Partnerships Are Not Eternal

By Nina Kaufman, Esq.

The article “Protect Your Business and Your Family” raised a valid point — that partnerships are not eternal.  But the point is not an obvious one.

Many business owners I know and advise refer to their “business partner” as the person with whom they own a business.  The business may take the legal form of a corporation or a limited liability company, but they’ll still use the word “partner.”  After all, it’s a lot more succinct than “co-shareholder,” which conjures up stark, impersonal images of monolithic corporate entities.  And it’s a lot less socially awkward than saying “this is my co-member” . . . which has salacious overtones.
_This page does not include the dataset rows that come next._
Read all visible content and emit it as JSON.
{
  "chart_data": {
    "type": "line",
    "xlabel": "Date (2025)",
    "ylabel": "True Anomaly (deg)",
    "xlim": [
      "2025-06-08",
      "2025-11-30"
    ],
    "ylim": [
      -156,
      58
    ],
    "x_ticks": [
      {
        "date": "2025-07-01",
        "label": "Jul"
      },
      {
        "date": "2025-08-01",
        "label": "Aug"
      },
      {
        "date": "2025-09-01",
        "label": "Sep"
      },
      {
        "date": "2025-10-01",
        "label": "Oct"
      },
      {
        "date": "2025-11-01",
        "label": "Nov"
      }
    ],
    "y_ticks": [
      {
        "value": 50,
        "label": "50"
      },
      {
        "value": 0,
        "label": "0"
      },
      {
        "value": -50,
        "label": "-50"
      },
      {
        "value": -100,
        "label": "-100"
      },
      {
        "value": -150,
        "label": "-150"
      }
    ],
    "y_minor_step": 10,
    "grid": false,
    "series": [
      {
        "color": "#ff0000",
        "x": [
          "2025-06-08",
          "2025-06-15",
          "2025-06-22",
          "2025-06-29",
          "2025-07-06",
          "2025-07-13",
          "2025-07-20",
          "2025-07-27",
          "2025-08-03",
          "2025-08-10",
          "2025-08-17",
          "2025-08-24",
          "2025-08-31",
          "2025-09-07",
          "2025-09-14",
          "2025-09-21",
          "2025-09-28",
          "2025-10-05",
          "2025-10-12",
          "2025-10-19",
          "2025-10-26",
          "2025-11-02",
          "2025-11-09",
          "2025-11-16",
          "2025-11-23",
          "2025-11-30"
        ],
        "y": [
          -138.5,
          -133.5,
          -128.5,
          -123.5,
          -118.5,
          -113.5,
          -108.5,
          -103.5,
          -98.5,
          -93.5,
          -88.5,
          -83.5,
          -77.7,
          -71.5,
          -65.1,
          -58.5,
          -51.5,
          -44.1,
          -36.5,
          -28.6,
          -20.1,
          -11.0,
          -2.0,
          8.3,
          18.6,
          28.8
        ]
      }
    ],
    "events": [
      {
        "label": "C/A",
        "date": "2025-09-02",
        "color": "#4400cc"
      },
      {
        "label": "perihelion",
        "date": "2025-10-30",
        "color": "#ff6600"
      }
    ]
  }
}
It’s not often that business partners are true “partners” — in the legal sense of the word as being partners of a “general partnership.”  Perhaps that’s because a general partnership has some definite downsides as a legal entity, namely, that the personal assets of all partners are at risk in the event of a judgment or loss.  I see fewer and fewer people affirmatively choosing a “general partnership” as a form of business nowadays.

Another downside — that the author, Georgiana Latino, alludes to — is that when a partner of a general partnership dies or leaves the business (for any reason!), the business ceases to exist.  The legalities behind it are that “the business = the partners.” And not just any partners — only the partners who are noted on the certificate of partnership that’s filed with the county clerk.  If a partner leaves — or joins — the business is no longer what it was before and, therefore, can’t exist.

That’s why it is absolutely vital to have a partnership agreement in place.  A partnership agreement can help ensure an easy transition from one set of partners to another, including “administrative details” like the ability to keep bank accounts open.